Omar Artan privé de Mondial 2026 après un refus d'entrée aux États-Unis

Mondial 2026 : L'arbitre somalien Omar Artan privé de Coupe du monde après un refus d’entrée aux États-Unis - wiwsport

L'arbitre somalien Omar Artan ne participera pas au Mondial 2026

L'arbitre Omar Artan ne sera finalement pas le premier Somalien à officier lors d'une Coupe du monde de football. Refoulé à l'aéroport international de Miami samedi 6 juin alors qu'il s'apprêtait à rejoindre le camp d'entraînement des officiels, il a été déclaré inadmissible sur le territoire américain par les services des douanes et de la protection des frontières (CBP). La FIFA a confirmé lundi qu'il « ne pourra pas s'entraîner ni officier lors de la Coupe du monde 2026 ».

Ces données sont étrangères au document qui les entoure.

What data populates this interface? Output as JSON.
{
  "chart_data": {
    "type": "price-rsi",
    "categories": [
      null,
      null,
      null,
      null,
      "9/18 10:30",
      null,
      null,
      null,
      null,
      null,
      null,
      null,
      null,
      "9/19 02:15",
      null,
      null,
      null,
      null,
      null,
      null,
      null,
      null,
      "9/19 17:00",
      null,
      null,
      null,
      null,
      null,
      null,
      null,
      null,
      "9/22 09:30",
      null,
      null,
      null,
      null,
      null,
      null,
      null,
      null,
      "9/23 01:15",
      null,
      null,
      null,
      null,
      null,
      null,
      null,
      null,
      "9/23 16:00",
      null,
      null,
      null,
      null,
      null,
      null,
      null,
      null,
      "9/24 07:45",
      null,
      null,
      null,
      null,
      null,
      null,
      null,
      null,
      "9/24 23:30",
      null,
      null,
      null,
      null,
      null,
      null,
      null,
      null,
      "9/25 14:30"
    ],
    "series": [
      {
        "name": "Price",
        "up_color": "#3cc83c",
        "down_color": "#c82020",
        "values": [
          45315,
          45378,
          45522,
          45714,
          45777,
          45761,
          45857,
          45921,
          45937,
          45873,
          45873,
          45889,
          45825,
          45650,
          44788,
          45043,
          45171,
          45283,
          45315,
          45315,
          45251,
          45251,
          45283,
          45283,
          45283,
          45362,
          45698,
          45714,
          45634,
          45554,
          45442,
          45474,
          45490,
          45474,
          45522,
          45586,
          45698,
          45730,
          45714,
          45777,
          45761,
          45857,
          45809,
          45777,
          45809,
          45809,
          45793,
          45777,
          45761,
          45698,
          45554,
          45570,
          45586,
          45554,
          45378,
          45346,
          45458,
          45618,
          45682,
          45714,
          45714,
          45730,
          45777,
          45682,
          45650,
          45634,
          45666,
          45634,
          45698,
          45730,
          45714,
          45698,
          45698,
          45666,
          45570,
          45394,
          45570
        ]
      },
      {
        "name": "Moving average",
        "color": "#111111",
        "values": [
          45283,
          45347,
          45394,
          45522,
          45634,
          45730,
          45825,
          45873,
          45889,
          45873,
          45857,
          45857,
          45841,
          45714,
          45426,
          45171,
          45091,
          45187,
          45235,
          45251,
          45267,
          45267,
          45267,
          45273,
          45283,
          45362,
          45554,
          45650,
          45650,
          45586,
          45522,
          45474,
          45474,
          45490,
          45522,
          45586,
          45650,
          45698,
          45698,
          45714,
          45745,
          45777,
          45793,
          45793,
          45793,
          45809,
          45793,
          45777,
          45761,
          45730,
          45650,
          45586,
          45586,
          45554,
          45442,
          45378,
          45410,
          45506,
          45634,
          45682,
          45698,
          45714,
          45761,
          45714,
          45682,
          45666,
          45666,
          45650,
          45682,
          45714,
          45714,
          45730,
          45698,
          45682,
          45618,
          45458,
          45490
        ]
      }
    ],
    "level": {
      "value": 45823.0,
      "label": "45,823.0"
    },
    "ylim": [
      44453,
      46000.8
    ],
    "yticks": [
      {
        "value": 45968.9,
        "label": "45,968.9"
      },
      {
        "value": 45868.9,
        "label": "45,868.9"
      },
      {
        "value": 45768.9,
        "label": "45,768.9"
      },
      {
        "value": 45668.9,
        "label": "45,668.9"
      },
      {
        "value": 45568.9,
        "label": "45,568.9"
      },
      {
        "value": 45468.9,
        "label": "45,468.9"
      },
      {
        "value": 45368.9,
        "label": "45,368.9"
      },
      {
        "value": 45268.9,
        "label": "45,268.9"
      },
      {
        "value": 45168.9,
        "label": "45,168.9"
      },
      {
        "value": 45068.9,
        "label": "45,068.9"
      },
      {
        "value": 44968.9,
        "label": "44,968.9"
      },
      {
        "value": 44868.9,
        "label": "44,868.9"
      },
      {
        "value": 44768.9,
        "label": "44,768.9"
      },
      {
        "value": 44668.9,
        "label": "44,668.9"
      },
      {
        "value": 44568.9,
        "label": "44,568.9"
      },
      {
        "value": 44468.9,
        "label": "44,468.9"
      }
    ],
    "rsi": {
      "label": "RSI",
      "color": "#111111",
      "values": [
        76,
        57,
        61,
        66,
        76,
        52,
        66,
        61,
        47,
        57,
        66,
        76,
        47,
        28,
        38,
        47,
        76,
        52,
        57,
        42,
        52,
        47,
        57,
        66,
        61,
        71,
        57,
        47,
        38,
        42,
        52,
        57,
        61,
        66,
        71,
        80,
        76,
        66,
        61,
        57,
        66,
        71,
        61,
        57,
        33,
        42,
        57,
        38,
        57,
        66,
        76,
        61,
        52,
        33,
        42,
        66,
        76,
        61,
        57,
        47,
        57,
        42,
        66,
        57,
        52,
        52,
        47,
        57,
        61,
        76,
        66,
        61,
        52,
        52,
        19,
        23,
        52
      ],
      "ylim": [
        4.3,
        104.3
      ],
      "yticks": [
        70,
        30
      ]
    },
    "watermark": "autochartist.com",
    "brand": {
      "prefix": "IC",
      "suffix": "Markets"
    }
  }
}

Artan, élu meilleur arbitre africain en 2025 par la Confédération africaine de football (CAF), avait été sélectionné parmi les 52 arbitres centraux retenus pour le tournoi organisé aux États-Unis, au Canada et au Mexique. Arrivé d'Istanbul dans l'après-midi, il a été soumis à un contrôle complémentaire puis refoulé sans explication détaillée. Il se trouve désormais en Turquie.

Les autorités américaines n'ont pas précisé les motifs exacts de ce refoulement. Un porte-parole des CBP a simplement indiqué que « le voyageur a été jugé inadmissible pour des raisons de vérification », ajoutant que la Somalie figure parmi les pays visés par le décret migratoire du président Donald Trump. Aucune voie de recours n'est pour l'instant ouverte, la FIFA ayant été informée que son statut ne serait pas modifié à court terme.

Un symbole d'espoir pour la Somalie brisé par une mesure migratoire

Omar Artan, 34 ans, arbitre FIFA depuis 2018, était devenu une figure respectée du football africain. En 2023, il avait déjà officié lors de la Coupe d'Afrique des nations. Sa sélection pour le Mondial 2026 avait été saluée par le président somalien Hassan Sheikh Mohamud, qui voyait en lui « un symbole d'inspiration pour la nouvelle génération ».

Cette affaire intervient dans un contexte de durcissement des politiques migratoires américaines à l'approche du Mondial. Plusieurs journalistes iraniens et africains se sont également vu refuser des visas, suscitant une vive polémique. Le gouvernement somalien a vivement réagi : Ciise Aden Abshir, conseiller du ministère de la Jeunesse et des Sports, a estimé que « cette décision porte atteinte à l'engagement du football en faveur de l'équité et de l'esprit sportif ».

Le principal problème logistique vient de l'obligation faite à tous les arbitres et assistants de résider dans un camp d'entraînement unique basé à Miami, sous la supervision de Pierluigi Collina. Impossible pour Artan d'officier uniquement au Canada ou au Mexique sans passer par la Floride. Le staff arbitral doit y suivre une phase de préparation, de sécurité et de coordination indispensable au bon déroulement du tournoi.

« Je remercie la FIFA et la CAF pour leur soutien et promets de maintenir mon niveau d'arbitrage », a déclaré Artan dans un communiqué transmis par Reuters. Il a également souhaité bonne chance à ses collègues pour la compétition. La Fédération somalienne de football (SFF) a de son côté saisi la FIFA pour obtenir des éclaircissements.

Implications : un test pour la gouvernance du football mondial

Ce précédent met en lumière les limites de l'influence de la FIFA face aux souverainetés nationales. L'instance dirigeante a rappelé dans un communiqué qu'elle « n'est pas impliquée dans les processus d'immigration des pays hôtes » et que « l'admission sur le territoire relève des autorités locales ». Cette situation ravive les craintes exprimées par plusieurs observateurs avant le Mondial : sous l'administration Trump, les restrictions migratoires pourraient perturber le déroulement de l'événement.

Le sommet du football mondial se trouve confronté à un paradoxe : promouvoir l'universalité du sport tout en étant contraint par les politiques restrictives des pays hôtes. Si le cas d'Omar Artan est le plus emblématique – il devait être le premier Somalien de l'histoire à arbitrer un Mondial – il n'est pas isolé. Plusieurs voix s'élèvent pour dénoncer un traitement discriminatoire des ressortissants de pays africains et moyen-orientaux.

Le football pourrait bien être rattrapé par la géopolitique à un moment clé de son histoire. Pour Artan, l'aventure s'arrête brutalement ; pour le football africain, c'est une occasion manquée de voir l'un de ses meilleurs représentants briller sur la scène mondiale. L'arbitre somalien a promis de se concentrer sur l'avenir. Son histoire, elle, restera comme un symbole des fractures qui traversent le sport contemporain.